Selecting the optimal set of explanatory variables is crucial for building parsimonious yet accurate models. * Adjusted R-squared (\(R^2_{adj}\)): * As noted above, it accounts for the number of predictors [CS1 Summary, Q17, 448]. * A higher \(R^2_{adj}\) generally indicates a better model [CS1 Summary, Q17, 448]. * Akaike Information Criterion (AIC): A measure that balances model fit and complexity; lower AIC indicates a better model [CS1 Summary, Q22, 482]. (Note: AIC is not explicitly detailed in the provided sources for linear regression, but it is mentioned for GLMs and variable selection generally.
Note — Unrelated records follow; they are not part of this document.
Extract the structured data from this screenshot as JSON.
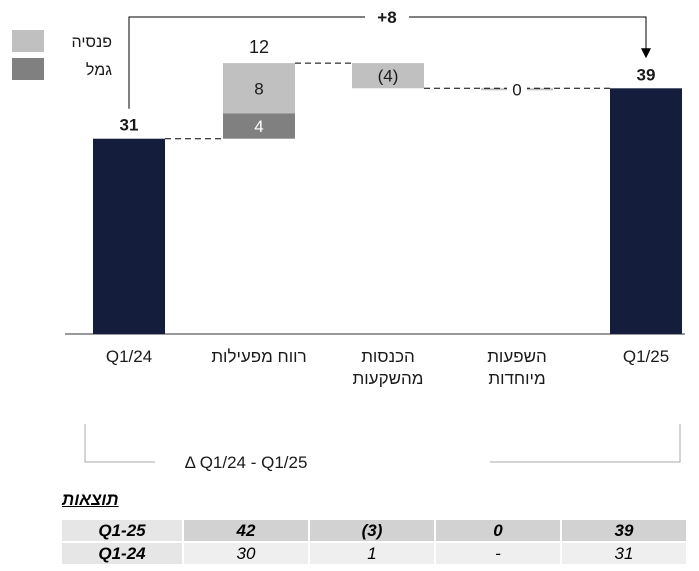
{
  "legend": [
    {
      "label": "פנסיה",
      "color": "#c0c0c0"
    },
    {
      "label": "גמל",
      "color": "#808080"
    }
  ],
  "chart_data": {
    "type": "bar",
    "subtype": "waterfall",
    "categories": [
      "Q1/24",
      "רווח מפעילות",
      "הכנסות\nמהשקעות",
      "השפעות\nמיוחדות",
      "Q1/25"
    ],
    "start_total": 31,
    "end_total": 39,
    "operating_profit": {
      "total_label": "12",
      "series": [
        {
          "name": "גמל",
          "value": 4
        },
        {
          "name": "פנסיה",
          "value": 8
        }
      ]
    },
    "investment_income": {
      "value": -4,
      "label": "(4)"
    },
    "special_effects": {
      "value": 0,
      "label": "0"
    },
    "bar_labels": [
      "31",
      "39"
    ],
    "delta_label": "+8",
    "bracket_label": "Δ Q1/24  - Q1/25",
    "colors": {
      "total": "#141d3b",
      "pension": "#c0c0c0",
      "gemel": "#808080",
      "investments": "#c0c0c0",
      "special": "#c0c0c0"
    },
    "ylim": [
      0,
      43
    ]
  },
  "results": {
    "title": "תוצאות",
    "rows": [
      {
        "label": "Q1-25",
        "values": [
          "42",
          "(3)",
          "0",
          "39"
        ]
      },
      {
        "label": "Q1-24",
        "values": [
          "30",
          "1",
          "-",
          "31"
        ]
      }
    ]
  }
}
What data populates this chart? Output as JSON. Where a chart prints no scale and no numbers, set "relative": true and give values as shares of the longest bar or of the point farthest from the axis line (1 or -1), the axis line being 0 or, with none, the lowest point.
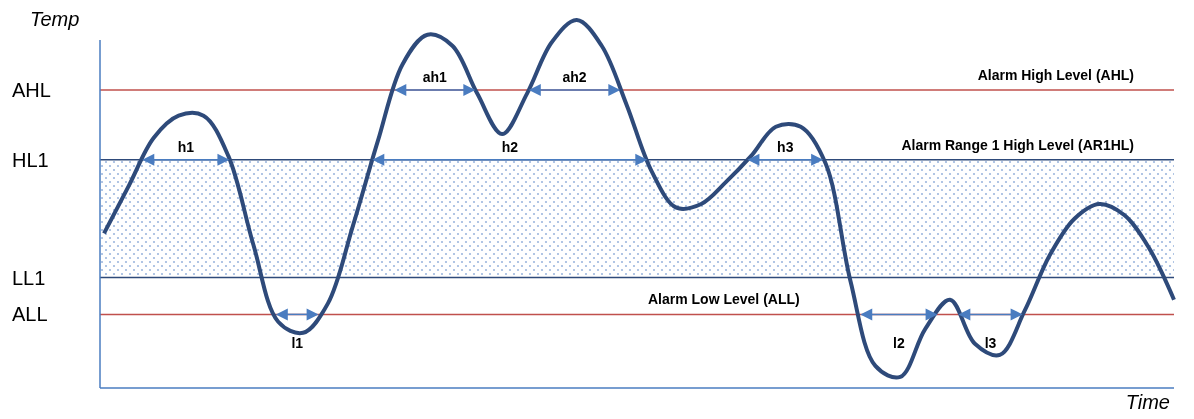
{
  "chart_data": {
    "type": "line",
    "relative": true,
    "ylabel": "Temp",
    "xlabel": "Time",
    "line_style": "solid",
    "categories": [
      null,
      null,
      null,
      null,
      null,
      null,
      null,
      null,
      null,
      null,
      null,
      null,
      null,
      null,
      null,
      null,
      null,
      null,
      null,
      null,
      null,
      null,
      null,
      null,
      null,
      null,
      null,
      null,
      null,
      null,
      null,
      null,
      null,
      null,
      null,
      null,
      null,
      null,
      null,
      null,
      null,
      null,
      null,
      null
    ],
    "series": [
      {
        "color": "#2e4a7a",
        "values": [
          0.42,
          0.55,
          0.68,
          0.74,
          0.74,
          0.63,
          0.39,
          0.18,
          0.15,
          0.23,
          0.44,
          0.67,
          0.88,
          0.96,
          0.93,
          0.8,
          0.69,
          0.8,
          0.94,
          1.0,
          0.93,
          0.77,
          0.59,
          0.49,
          0.5,
          0.56,
          0.63,
          0.71,
          0.71,
          0.61,
          0.29,
          0.06,
          0.03,
          0.16,
          0.24,
          0.12,
          0.09,
          0.21,
          0.36,
          0.46,
          0.5,
          0.47,
          0.38,
          0.24
        ]
      }
    ],
    "ref_lines": [
      {
        "axis": "y",
        "value": 0.81,
        "label": "AHL",
        "color": "#c0504d"
      },
      {
        "axis": "y",
        "value": 0.62,
        "label": "HL1",
        "color": "#2e4a7a"
      },
      {
        "axis": "y",
        "value": 0.3,
        "label": "LL1",
        "color": "#2e4a7a"
      },
      {
        "axis": "y",
        "value": 0.2,
        "label": "ALL",
        "color": "#c0504d"
      }
    ],
    "bands": [
      {
        "axis": "y",
        "from": 0.3,
        "to": 0.62,
        "color": "#9db7de"
      }
    ],
    "annotations": [
      {
        "text": "Alarm High Level (AHL)",
        "y": 0.81
      },
      {
        "text": "Alarm Range 1 High Level (AR1HL)",
        "y": 0.62
      },
      {
        "text": "Alarm Low Level (ALL)",
        "y": 0.2
      },
      {
        "text": "h1",
        "y": 0.62
      },
      {
        "text": "h2",
        "y": 0.62
      },
      {
        "text": "h3",
        "y": 0.62
      },
      {
        "text": "ah1",
        "y": 0.81
      },
      {
        "text": "ah2",
        "y": 0.81
      },
      {
        "text": "l1",
        "y": 0.2
      },
      {
        "text": "l2",
        "y": 0.2
      },
      {
        "text": "l3",
        "y": 0.2
      }
    ]
  }
}
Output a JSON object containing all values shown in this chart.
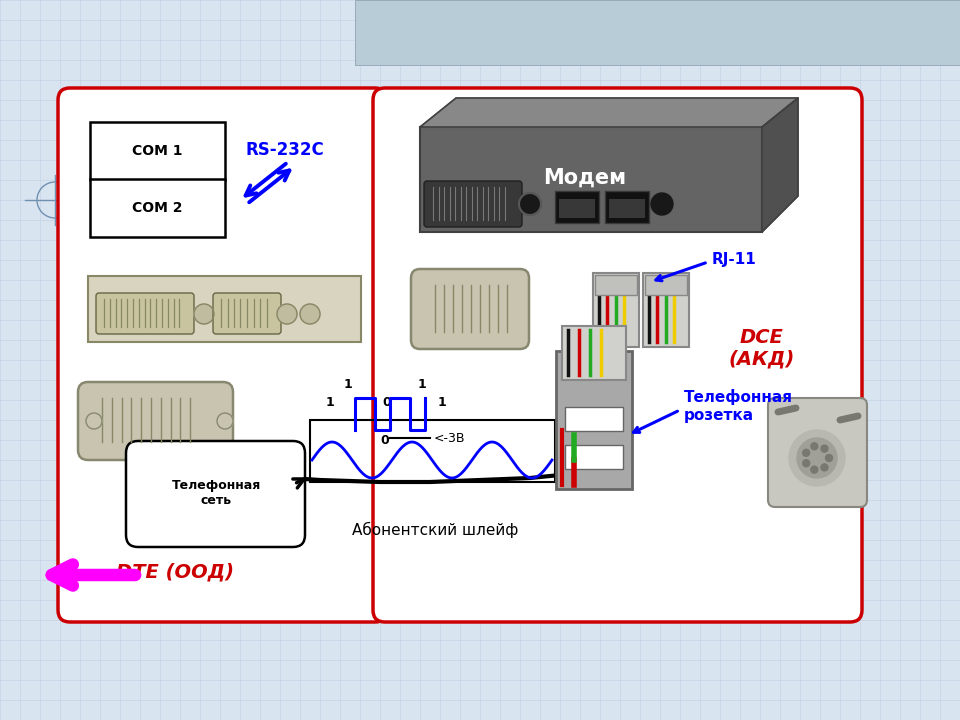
{
  "bg_color": "#d8e4f0",
  "grid_color": "#b8cce0",
  "diagram_bg": "#eaf0f8",
  "header_color": "#b8ccd8",
  "dte_label": "DTE (ООД)",
  "dce_label": "DCE\n(АКД)",
  "rs232_label": "RS-232C",
  "modem_label": "Модем",
  "rj11_label": "RJ-11",
  "com1_label": "COM 1",
  "com2_label": "COM 2",
  "phone_net_label": "Телефонная\nсеть",
  "abonent_label": "Абонентский шлейф",
  "phone_socket_label": "Телефонная\nрозетка",
  "signal_label": "<-3В",
  "box_red": "#cc0000",
  "cable_gray": "#c0c0c0",
  "connector_color": "#c8c4b0",
  "panel_color": "#d8d4c0"
}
It is a common measure in model selection.) * Statistical Significance of Parameters: Include only covariates where the hypothesis that \(\beta_j=0\) can be rejected (i.e., they are statistically significant) [CS1 Summary, Q18, 449]. * Stepwise Selection Methods: * Forward Selection: Start with a null model (intercept only) and iteratively add the covariate that most significantly improves the model (e.g., reduces AIC the most or causes a significant decrease in deviance) until no further significant improvement is found [CS1 Summary, Q22, 482; Copy of CS1B Summary 4 - Regression 2020.pdf, 546]. * Backward Elimination: Start with a full model (all available covariates) and iteratively remove the least significant covariate (e.g., highest p-value for \(\beta_j\) coefficient, or causes AIC to reach a minimum) until all remaining covariates are statistically significant [CS1 Summary, Q23, 483].
These tools and techniques are vital for developing robust predictive models in actuarial science. Keep practicing!